Evaluating Dirichlet series It is well known that
$$\eta(s)=\sum\limits_{k=1}^{\infty}\frac{(-1)^{k-1}}{k^s} =(1-2^{1-s})\zeta(s)$$
But I have the wider problem of evaluating the following
$$f(s)=\sum\limits_{k=1}^{\infty}\frac{\zeta^{k}}{k^s}$$
where $\zeta$ is a root of unity. So for instance, I would like to know if there is even a closed form solution for
$$f(s)=\sum\limits_{k=1}^{\infty}\frac{i^{k}}{k^s}$$
I am interested in these results because I am trying to find the Zeta regularized sum of a particular series which is in a similar form to the ones stated above.
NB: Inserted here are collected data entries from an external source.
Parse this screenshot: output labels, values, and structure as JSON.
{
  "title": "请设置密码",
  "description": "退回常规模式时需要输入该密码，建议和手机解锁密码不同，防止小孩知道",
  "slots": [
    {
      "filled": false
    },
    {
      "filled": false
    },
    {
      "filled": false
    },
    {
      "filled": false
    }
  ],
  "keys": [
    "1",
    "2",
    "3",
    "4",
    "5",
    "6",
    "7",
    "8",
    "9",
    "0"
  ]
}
Here is the problem in case you are curious.
Evaluate
$$\lim\limits_{s\to 0} \sum\limits_{k=1}^{\infty}\frac{\zeta^{k}}{k^s}(\sum\limits_{d|k}\frac{(-1)^{d-1}}{d})$$
Any suggestions would be helpful
 A: It's very easy to give analytic continuations for $f(s) = \displaystyle \sum_{n \geq 1}\dfrac{a(n)}{n^s}$ when $a(n)$ is a periodic function (for example, $i^n$ of $\zeta^n$ for $\zeta$ a root of unity).
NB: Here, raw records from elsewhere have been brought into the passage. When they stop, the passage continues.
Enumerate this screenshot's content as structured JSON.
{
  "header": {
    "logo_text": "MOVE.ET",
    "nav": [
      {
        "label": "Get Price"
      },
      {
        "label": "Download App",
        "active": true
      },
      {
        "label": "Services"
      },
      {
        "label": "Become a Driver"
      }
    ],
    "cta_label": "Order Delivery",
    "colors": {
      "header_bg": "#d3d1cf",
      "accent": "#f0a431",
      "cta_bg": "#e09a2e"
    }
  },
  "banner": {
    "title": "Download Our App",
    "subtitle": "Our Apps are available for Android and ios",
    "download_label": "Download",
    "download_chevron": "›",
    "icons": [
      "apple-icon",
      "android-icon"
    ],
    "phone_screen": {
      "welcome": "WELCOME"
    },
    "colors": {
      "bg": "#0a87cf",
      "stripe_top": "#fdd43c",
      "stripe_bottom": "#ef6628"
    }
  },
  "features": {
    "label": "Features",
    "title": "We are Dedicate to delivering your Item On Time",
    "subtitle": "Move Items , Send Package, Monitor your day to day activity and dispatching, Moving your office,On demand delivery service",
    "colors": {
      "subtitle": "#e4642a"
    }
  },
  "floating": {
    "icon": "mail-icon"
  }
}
Suppose the coefficients are periodic with period $Q$. Then write
$$\begin{align}
f(s) &= \sum_{0 \leq c < Q}a(c)\sum_{n \geq 1} \frac{1}{(c + nQ)^s} \\
&= \sum_{0 \leq c < Q}a(c)\sum_{n \geq 1}\frac{1}{\left(\frac cQ + n\right)^sQ^s}\\
&= \sum_{0 \leq c < Q}\frac{a(c)}{Q^s}\zeta\left(s, \frac cQ\right),
\end{align}$$
where $\zeta(s, \frac cQ)$ is the Hurwitz zeta function. And so these Dirichlet series are finite sums of Hurwitz zeta functions, which have known analytic continuations to the whole plane (and are sums of Dirichlet L-Series, and vice versa).
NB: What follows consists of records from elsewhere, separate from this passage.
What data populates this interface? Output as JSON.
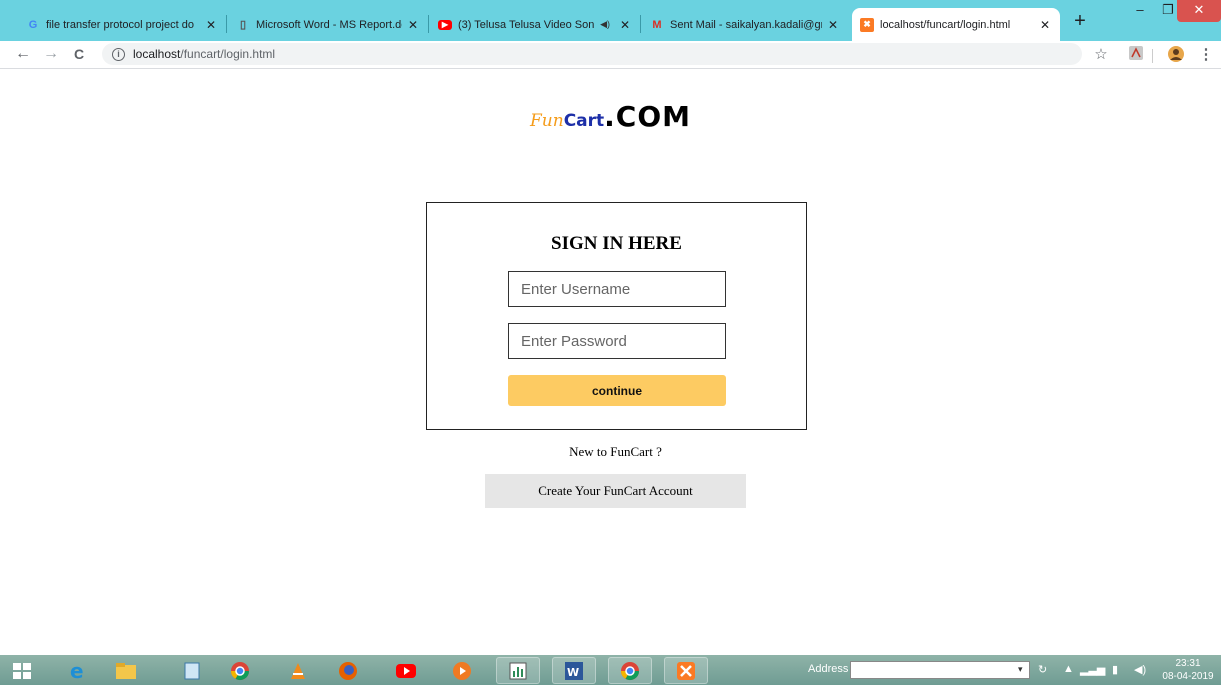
{
  "browser": {
    "tabs": [
      {
        "title": "file transfer protocol project do",
        "icon": "google-icon",
        "icon_glyph": "G",
        "icon_color": "#4285f4"
      },
      {
        "title": "Microsoft Word - MS Report.do",
        "icon": "document-icon",
        "icon_glyph": "▯",
        "icon_color": "#555555"
      },
      {
        "title": "(3) Telusa Telusa Video Son",
        "icon": "youtube-icon",
        "icon_glyph": "▶",
        "icon_color": "#ff0000",
        "audio": "◀)"
      },
      {
        "title": "Sent Mail - saikalyan.kadali@gr",
        "icon": "gmail-icon",
        "icon_glyph": "M",
        "icon_color": "#d93025"
      },
      {
        "title": "localhost/funcart/login.html",
        "icon": "xampp-icon",
        "icon_glyph": "✖",
        "icon_color": "#fb7a24"
      }
    ],
    "close_glyph": "✕",
    "new_tab_glyph": "+",
    "window": {
      "minimize": "‒",
      "restore": "❐",
      "close": "✕"
    },
    "url_host": "localhost",
    "url_path": "/funcart/login.html",
    "nav": {
      "back": "←",
      "forward": "→",
      "reload": "C",
      "info": "i"
    },
    "star": "☆",
    "menu": "⋮"
  },
  "logo": {
    "fun": "Fun",
    "cart": "Cart",
    "com": ".COM"
  },
  "login": {
    "heading": "SIGN IN HERE",
    "username_placeholder": "Enter Username",
    "password_placeholder": "Enter Password",
    "continue_label": "continue"
  },
  "signup": {
    "prompt": "New to FunCart ?",
    "button_label": "Create Your FunCart Account"
  },
  "taskbar": {
    "address_label": "Address",
    "clock_time": "23:31",
    "clock_date": "08-04-2019"
  }
}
I had originally stated that your interest was in terms of digamma functions, but that's because I was misremembering the special values of Hurwitz zeta functions. It happens to be that the constant term of the Hurwitz zeta function at the pole at $s = 1$ is given by a digamma, and when you have periodic coefficients whose sum over the period is $0$ (like with roots of unity), one has that
$$ f(1) = \sum_{n \geq 1} \frac{a(n)}{n} = -\frac{1}{Q} \sum_{1 \leq c \leq Q} a(c) \psi\left(\frac cQ\right),$$
but this isn't quite what you're looking for. However, if you accept Hurwitz zeta functions as being "closed form", then perhaps this is all you need.